The Turkish ambition for a grander role in the region is rooted in its desire to revive a neo-Ottoman order where it plays a leading role in the Middle East. Prior to the onset of the Syrian chaos, Turkey pursued this goal with a prospering economy and creating zones of influence across the region via former foreign minister Ahmet Davutoglu’s fanciful “zero problems” policy. However, this approach failed since Syria disintegrated. Instead, the current government brandishes a “military deterrence” policy. Turkey’s commitment to NATO, its alliance with the United States, and the pro-NATO generals within the military impede the pursuit of this new independent foreign policy. The purge in the upper echelons of the Turkish military is fateful in this context.
The new foreign policy course the Turkish government desires harnessed the coup attempt to its advantage. By demonizing the West as enablers of the putsch, justification for a new page in foreign policy was created to ensure domestic stability. Likewise, by pitching the failed coup as a foreign-backed affair and thus a national security threat, a whole array of restrictive policies, torture, and suppression of dissent have been introduced—all with broad popular support. Hence, it is impossible to conceive of the fast-track evolution of Turkish politics without acknowledging the connection between domestic and foreign policies.

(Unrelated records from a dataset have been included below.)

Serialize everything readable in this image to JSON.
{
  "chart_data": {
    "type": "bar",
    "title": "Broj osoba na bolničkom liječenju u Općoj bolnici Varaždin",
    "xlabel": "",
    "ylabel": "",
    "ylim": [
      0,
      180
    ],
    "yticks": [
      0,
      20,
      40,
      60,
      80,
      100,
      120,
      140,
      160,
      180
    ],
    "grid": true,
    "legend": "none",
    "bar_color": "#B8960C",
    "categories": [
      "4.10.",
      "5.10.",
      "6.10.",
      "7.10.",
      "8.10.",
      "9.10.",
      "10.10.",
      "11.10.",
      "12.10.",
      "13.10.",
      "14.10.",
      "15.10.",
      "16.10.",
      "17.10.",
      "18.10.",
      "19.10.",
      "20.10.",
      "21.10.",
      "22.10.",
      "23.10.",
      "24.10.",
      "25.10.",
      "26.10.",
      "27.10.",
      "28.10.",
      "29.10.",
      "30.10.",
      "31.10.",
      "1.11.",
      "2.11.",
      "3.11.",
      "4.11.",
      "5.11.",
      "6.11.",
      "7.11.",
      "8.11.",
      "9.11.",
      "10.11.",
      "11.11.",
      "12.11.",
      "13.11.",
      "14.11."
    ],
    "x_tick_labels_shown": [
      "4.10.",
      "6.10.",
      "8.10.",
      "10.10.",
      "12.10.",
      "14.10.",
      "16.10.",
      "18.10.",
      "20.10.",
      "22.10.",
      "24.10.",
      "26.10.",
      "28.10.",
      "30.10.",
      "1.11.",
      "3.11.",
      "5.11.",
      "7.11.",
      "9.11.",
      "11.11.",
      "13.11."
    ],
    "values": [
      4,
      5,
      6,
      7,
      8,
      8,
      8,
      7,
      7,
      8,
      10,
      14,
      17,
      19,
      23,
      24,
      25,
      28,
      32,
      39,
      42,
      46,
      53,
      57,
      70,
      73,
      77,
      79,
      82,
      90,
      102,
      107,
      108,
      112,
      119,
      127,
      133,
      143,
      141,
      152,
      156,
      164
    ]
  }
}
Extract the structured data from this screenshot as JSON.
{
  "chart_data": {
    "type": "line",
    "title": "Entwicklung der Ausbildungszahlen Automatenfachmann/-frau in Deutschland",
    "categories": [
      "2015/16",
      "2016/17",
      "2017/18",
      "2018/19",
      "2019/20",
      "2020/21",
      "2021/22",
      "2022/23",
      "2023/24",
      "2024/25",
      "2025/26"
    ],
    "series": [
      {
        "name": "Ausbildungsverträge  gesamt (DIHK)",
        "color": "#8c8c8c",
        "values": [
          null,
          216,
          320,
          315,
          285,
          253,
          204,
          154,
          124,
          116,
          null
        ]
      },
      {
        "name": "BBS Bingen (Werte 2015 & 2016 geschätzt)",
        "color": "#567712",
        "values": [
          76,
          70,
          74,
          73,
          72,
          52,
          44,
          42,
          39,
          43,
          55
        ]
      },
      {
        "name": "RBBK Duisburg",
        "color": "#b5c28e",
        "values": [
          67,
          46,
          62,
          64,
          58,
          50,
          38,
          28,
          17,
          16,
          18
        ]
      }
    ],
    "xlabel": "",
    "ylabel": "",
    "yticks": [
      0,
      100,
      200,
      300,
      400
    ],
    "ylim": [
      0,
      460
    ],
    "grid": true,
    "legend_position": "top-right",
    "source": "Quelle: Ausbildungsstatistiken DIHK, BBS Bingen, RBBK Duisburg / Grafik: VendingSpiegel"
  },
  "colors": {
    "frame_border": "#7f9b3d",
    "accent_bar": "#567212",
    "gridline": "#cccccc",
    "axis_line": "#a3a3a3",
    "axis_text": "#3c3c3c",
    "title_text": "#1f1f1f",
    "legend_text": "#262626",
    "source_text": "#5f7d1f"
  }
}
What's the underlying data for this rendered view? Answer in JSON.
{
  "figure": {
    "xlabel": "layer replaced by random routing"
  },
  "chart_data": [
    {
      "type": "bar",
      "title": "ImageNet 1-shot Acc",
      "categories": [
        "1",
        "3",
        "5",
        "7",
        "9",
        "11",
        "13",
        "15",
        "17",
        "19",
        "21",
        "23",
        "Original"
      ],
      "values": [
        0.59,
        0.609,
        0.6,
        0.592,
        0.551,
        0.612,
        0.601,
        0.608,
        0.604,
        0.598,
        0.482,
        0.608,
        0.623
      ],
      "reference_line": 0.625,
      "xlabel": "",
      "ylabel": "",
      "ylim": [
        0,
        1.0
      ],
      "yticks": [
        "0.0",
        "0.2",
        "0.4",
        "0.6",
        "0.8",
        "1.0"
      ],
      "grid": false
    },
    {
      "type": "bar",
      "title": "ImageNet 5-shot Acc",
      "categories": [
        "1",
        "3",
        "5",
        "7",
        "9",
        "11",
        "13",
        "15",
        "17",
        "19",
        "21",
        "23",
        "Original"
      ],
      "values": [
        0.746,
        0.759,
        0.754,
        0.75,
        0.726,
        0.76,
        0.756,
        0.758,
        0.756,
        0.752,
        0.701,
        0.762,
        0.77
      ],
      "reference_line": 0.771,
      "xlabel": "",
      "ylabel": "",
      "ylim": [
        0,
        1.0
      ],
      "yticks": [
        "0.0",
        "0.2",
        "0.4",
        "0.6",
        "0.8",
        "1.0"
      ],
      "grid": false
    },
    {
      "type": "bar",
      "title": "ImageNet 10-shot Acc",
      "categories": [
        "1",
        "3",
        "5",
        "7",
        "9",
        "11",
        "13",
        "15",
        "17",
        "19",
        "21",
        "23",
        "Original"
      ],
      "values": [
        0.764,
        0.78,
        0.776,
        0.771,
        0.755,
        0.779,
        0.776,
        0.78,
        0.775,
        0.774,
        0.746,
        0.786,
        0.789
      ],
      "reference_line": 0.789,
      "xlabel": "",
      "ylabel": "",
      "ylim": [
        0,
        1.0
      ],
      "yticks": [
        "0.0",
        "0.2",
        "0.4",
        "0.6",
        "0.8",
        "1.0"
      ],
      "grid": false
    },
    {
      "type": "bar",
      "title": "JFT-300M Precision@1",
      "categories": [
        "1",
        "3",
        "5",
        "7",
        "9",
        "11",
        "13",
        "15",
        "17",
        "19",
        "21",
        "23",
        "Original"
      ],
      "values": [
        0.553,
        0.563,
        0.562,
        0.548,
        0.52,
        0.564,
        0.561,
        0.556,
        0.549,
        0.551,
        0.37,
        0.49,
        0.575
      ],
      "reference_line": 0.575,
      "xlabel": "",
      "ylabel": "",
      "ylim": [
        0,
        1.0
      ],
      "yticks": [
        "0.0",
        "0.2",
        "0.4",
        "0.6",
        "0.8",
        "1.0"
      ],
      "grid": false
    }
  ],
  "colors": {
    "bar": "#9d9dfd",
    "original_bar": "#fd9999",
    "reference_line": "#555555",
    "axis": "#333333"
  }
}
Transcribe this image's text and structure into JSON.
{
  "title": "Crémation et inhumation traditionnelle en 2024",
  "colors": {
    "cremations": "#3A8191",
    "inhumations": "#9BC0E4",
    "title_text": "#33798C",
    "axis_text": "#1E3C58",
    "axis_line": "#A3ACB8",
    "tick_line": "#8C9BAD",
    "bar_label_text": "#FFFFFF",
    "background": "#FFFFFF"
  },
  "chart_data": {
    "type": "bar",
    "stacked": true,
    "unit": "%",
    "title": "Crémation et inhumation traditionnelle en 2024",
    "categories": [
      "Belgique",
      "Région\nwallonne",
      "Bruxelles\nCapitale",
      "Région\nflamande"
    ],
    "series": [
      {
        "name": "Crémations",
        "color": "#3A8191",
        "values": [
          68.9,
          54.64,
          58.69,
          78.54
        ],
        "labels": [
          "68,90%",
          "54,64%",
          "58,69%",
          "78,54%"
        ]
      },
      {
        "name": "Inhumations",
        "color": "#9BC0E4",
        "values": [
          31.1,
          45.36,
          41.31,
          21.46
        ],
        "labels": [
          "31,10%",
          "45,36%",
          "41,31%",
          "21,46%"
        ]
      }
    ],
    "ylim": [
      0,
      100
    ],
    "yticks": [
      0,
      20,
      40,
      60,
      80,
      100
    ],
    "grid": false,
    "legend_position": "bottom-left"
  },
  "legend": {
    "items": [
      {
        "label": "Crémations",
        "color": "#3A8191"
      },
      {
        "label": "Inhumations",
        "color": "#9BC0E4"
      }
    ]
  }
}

Current developments in Turkey are a harbinger of a worsening Middle East for U.S. foreign policy. It is unclear whether high-level visits by the likes of Secretary of State John Kerry will assuage what might transpire in coming weeks. Despite some critical voices within the European Union, who are calling for “a new kind of relationship,” and the increasingly unreliable character of Turkish cooperation with the West, Turkey’s sustained partnership with the United States and the West should be a priority. This is imperative for strategic reasons for both sides and for the improvement of the state of human rights and democratization in Turkey.
A.Kadir Yildirim is a research scholar at Rice University’s Baker Institute for Public Policy focusing on Turkish politics. He is the author of Muslim Democratic Parties in the Middle East: Economy and Politics of Islamist Moderation (Indiana University Press, forthcoming October 2016).